1973: The year Tom Waits released his first album. Since then, the common thread through his albums has been the piano, whether his early barroom crooning or his post-1983 freaky blues work about apocalyptic carnivals. On every album, Waits plays at least some piano. But on his latest release, Real Gone, he doesn't touch a single ivory key.
This is the first large change Waits has made since drastically altering his sound on Swordfishtrombones. In place of the staple piano, Real Gone introduces turntables and a whole lot of vocal percussion to the Waitsian experience. It makes a considerable impact on the album. Half, if not more of the album, is the brilliant seediness we have come to expect from Waits, while the other half often sounds somewhat lacking.
Real Gone opens with the stumbling "Top of the Hill," Waits's vocals buried at the bottom of the mix.
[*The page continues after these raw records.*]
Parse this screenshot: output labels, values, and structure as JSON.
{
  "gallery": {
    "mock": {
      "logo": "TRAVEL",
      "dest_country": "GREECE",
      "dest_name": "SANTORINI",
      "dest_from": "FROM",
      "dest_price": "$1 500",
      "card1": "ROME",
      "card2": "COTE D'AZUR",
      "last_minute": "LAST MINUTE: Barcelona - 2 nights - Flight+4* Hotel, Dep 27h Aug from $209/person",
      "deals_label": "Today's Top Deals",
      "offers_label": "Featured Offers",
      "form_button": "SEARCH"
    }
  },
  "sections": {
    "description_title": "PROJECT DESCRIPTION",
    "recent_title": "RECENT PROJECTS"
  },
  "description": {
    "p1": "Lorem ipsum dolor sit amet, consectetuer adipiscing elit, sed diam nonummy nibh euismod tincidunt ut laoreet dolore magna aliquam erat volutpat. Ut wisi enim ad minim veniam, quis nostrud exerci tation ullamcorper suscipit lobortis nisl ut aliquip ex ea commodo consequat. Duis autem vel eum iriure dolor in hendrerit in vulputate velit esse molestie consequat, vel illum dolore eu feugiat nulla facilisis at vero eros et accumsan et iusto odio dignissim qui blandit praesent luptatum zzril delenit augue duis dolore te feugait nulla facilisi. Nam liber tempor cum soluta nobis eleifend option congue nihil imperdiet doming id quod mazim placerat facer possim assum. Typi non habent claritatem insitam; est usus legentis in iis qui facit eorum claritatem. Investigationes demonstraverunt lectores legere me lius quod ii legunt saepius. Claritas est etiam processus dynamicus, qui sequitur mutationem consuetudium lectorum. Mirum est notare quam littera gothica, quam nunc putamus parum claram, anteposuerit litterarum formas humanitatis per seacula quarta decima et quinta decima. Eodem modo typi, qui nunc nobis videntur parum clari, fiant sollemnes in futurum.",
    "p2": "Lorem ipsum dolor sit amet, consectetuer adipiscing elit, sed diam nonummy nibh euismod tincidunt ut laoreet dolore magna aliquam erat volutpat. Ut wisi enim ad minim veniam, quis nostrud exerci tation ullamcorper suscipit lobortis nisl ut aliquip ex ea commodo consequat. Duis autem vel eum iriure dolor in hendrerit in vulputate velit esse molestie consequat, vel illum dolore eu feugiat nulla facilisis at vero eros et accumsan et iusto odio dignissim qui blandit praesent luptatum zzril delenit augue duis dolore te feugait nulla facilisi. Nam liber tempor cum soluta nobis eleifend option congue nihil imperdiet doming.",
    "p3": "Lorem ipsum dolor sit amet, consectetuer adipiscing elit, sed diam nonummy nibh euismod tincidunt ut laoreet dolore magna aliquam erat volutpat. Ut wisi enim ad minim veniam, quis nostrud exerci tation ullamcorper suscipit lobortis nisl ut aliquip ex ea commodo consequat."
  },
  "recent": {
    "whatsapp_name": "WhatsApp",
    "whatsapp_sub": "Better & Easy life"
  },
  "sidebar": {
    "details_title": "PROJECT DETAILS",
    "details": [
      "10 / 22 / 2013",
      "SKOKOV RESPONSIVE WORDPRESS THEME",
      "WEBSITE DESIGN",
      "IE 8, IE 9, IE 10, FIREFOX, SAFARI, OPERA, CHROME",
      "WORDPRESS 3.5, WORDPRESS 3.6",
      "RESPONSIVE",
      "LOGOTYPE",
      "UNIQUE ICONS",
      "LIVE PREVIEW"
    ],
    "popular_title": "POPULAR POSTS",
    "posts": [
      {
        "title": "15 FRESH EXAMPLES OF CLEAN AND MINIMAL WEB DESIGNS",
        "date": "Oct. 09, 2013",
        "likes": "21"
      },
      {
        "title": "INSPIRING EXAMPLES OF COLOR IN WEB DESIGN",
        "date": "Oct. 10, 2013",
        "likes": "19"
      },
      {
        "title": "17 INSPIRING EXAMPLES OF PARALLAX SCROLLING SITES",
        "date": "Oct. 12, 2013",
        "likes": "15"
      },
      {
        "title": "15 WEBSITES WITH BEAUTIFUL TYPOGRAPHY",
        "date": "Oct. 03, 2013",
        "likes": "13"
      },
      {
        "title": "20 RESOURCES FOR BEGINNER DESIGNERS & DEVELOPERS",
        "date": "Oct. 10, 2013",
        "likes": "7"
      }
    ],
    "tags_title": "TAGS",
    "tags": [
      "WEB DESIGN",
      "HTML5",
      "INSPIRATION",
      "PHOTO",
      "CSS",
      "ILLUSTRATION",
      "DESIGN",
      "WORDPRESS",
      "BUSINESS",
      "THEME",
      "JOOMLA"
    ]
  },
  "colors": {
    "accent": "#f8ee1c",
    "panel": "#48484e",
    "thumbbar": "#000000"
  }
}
The next song, however, "Hoist That Rag" is a wonderful shamble through found sounds and Waits gnarled delivery. The magic of this song is soon lost to the slow moving and far too long "Sins of my Father." Real Gone continues through this hit-and-miss cycle for much of its remainder--"Don't Go Into that Barn" is some of the most haunting bits of storytelling Waits has ever created, while the spoken word "Circus" is his most boring.
This is in no way suggesting Real Gone is a bad album. It certainly is not, but it also is not among Waits's best. After all, the man did release his first album in 1973, we should have witnessed a considerable decline in quality years ago. Still able to release something as good as Real Gone at the age of 55 and have it called mediocre is just downright scary.